Serum B12 numbers aren’t perfect, while they can be an indicator that B12 levels are low, having B12 in the range (especially the low end of the range) may be too low for that particular individual. It is recommended that if B12 levels are suspected to be low that a trial of B12 may be indicated. In our office, a typical trial of B12 would be doing B12 injections, once per week for a month. If there is no improvement then we discontinue. If patients notice an improvement than we continue B12 injections as dictated by how they feel. Some patients feel best to continue weekly for a while, others will do a monthly shot for maintenance and still others do a course of B12 and feel good for several years and at that point will sometimes do another course of B12 shots. B12 can also be supplemented with drops or tablets that dissolve under the tongue which avoids relying on the digestive tract for absorption.
Anemia can also be caused by folic acid deficiency and vitamin B6 deficiency. Vitamin B6 deficiency will also present often with PMS, carpal tunnel syndrome, tiredness and sleep issues. Folic acid deficiency in pregnancy can lead to neural tube defects in the babies. Both of these deficiencies can be preventing by taking either a good quality multivitamin or a B complex vitamin. This is one of the many reasons that taking B vitamins (or a multi with higher levels of B) can help with tiredness. In times of stress requirements for B vitamins go up, when someone is stressed I like them do have at least 50 mg of most of the Bs in their supplements.

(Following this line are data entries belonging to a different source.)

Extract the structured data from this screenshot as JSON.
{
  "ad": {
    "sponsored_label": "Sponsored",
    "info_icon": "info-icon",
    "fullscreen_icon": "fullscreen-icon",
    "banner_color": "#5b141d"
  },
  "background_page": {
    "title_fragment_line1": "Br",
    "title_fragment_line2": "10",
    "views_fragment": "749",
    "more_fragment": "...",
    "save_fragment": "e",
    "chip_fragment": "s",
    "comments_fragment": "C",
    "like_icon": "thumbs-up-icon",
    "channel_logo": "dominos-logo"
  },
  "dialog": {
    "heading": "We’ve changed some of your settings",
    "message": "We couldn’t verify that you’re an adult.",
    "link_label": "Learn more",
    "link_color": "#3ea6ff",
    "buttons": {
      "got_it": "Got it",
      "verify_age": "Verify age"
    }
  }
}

Vitamin D deficiency can also cause tiredness. I would suspect this most in someone who is tired starting with the short days of fall and gradually worsening through the spring but always has dramatically increased energy by late summer. In these people, generally you will also see a dramatic improvement in their energy from a vacation in the sun (more than you would expect just from getting away for a vacation). I usually will see seasonal affective disorder in these same patients. Often there is also a history of bone loss and musculoskeletal aches and pains. I think most people should take a minimum of 1000-2000 IU/day, for many people this isn’t enough. I will regularly use larger doses when I think they are indicated but do prefer to monitor blood levels periodically in patients who use very large doses. Current research seems to suggest that toxicity is much more difficult to achieve than was once thought, dosage recommendations have increased quite a bit in the last couple of years, especially in northern locations.